Plasticity after Brain Damage
- Most brain damage survivors show some degree of behavioral recovery.
- Recovery involves growth of new axon and dendrite branches.
- Possible causes of brain damage:
- Tumors
- Infections
- Exposure to toxic substances or radiation
- Degenerative diseases
- Closed head injuries
- Closed head injury: A sharp blow to the head that does not puncture the brain; common in young adults.
- Recovery can be slow and incomplete after severe injury.
- Stroke (cerebrovascular accident): Temporary loss of blood flow to the brain; common in the elderly.
Types of Strokes
- Ischemia: Most common; caused by a blood clot or artery obstruction, leading to oxygen and glucose deprivation.
- Hemorrhage: Less frequent; caused by a ruptured artery, flooding neurons with excess blood, calcium, oxygen, and other chemicals.
Effects of Strokes
- Ischemia and hemorrhage cause:
- Edema: Fluid accumulation in the brain, increasing pressure and stroke probability.
- Disruption of the sodium–potassium pump: Leading to potassium accumulation inside neurons.
- Edema and excess potassium trigger glutamate release.
- Excess positive ions block mitochondrial metabolism and kill the neuron.
- Tissue plasminogen activator (tPA): Breaks up blood clots, reducing ischemic stroke effects.
- Research focuses on blocking glutamate synapses and calcium entry to save neurons.
- Cooling the brain is effective in minimizing damage.
- Cannabinoids may minimize cell loss, most effective if taken before the stroke (in animal studies).
Later Mechanisms of Recovery
- Surviving brain areas increase or reorganize activity.
- Diaschisis: Decreased activity of surviving neurons after damage to other neurons.
- Damage disrupts normal stimulation patterns.
- Stimulant drugs may activate healthy brain regions after a stroke.
- Destroyed cell bodies cannot be replaced, but damaged axons can regrow under certain circumstances.
Regrowth of Axons
- Damaged axons do not readily regenerate in a mature mammalian brain or spinal cord.
- Scar tissue creates a mechanical barrier.
- Neurons on either side of the cut pull apart.
- Glia cells release chemicals inhibiting axon growth.
- Research on protein bridges may help.
Axon Sprouting
- Collateral sprouts: New branches from non-damaged axons attach to vacant receptors.
- Cells that lost innervation release neurotrophins that induce collateral sprouts.
- Sprouts fill vacated synapses over months; can be useful, neutral, or harmful.
Reorganized Sensory Representations and the Phantom Limb
- Phantom limb: Continued sensation of an amputated body part.
- The cortex reorganizes itself after amputation, becoming responsive to other body parts.

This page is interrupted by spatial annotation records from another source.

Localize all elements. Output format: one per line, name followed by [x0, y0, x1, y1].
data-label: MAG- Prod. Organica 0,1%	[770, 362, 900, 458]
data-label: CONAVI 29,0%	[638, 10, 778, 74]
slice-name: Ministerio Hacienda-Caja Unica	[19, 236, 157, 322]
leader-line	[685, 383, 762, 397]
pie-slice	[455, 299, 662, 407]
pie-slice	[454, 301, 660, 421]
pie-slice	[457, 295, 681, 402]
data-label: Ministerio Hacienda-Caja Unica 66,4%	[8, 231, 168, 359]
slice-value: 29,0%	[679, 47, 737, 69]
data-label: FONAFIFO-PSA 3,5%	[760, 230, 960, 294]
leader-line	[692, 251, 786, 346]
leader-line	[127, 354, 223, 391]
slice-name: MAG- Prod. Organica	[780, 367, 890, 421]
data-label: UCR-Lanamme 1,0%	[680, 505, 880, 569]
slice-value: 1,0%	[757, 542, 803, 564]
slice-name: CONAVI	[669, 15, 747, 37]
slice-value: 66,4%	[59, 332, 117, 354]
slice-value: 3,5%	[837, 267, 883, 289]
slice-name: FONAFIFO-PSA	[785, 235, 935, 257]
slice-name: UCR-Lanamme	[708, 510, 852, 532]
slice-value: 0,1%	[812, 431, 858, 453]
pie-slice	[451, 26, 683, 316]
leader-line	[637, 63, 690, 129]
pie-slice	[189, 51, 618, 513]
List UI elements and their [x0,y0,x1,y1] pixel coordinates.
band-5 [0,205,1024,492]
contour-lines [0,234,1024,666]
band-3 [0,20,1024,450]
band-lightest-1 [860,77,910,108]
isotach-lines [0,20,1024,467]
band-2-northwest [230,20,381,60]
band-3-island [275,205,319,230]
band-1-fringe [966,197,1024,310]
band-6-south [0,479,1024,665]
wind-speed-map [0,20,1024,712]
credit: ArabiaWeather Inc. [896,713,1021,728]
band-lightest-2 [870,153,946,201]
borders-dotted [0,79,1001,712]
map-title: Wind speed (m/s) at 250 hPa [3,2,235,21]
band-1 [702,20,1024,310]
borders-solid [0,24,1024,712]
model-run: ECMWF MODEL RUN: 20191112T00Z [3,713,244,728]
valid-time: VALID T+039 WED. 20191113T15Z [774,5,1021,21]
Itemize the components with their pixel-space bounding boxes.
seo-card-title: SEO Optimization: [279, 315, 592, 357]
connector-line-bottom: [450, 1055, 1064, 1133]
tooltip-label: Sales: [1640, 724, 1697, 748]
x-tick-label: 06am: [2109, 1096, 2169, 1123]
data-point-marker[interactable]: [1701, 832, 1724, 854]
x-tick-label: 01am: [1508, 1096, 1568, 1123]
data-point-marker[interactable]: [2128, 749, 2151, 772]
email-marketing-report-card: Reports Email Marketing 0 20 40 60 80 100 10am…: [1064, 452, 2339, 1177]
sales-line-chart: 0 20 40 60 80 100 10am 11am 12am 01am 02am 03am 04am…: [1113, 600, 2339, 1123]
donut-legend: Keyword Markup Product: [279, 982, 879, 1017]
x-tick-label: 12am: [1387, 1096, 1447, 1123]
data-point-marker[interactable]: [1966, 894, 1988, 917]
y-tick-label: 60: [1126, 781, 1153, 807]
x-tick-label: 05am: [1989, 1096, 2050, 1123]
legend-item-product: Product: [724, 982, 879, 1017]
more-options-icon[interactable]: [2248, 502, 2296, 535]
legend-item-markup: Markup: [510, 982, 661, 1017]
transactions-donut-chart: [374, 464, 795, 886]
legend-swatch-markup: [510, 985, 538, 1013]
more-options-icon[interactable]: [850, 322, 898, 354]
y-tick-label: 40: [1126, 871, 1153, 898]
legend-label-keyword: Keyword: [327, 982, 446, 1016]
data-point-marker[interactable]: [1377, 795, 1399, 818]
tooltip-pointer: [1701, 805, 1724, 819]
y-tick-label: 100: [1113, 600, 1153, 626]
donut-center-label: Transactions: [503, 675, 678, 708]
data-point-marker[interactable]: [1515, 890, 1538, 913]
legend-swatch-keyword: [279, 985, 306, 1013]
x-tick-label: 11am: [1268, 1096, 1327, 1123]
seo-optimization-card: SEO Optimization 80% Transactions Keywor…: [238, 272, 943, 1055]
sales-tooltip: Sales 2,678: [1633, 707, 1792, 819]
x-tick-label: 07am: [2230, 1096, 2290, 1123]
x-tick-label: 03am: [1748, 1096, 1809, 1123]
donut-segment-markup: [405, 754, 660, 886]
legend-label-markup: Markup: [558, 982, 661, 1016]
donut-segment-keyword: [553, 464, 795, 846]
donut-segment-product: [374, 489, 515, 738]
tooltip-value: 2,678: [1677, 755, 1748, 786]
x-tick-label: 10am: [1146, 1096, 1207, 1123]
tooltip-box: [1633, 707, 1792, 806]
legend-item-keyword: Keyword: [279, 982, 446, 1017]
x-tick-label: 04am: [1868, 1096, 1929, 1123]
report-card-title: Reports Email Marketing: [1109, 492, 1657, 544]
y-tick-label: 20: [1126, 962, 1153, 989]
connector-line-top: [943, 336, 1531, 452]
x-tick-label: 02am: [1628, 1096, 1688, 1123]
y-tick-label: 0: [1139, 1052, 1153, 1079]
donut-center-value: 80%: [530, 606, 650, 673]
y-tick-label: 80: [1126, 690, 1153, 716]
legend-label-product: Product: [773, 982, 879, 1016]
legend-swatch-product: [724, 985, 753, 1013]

- Original axons degenerate, leaving vacant synapses into which others axons sprout.
Sources of Phantom Sensation
- Homunculus: Representation of the body in the somatosensory and somatomotor cortex.
Learned Adjustments in Behavior
- Deafferentated limb: Limbs that have lost afferent sensory input.
- Can still be used but are often not because using other mechanisms is easier.
- Therapy techniques improve functioning in brain-damaged people by focusing on what they can do.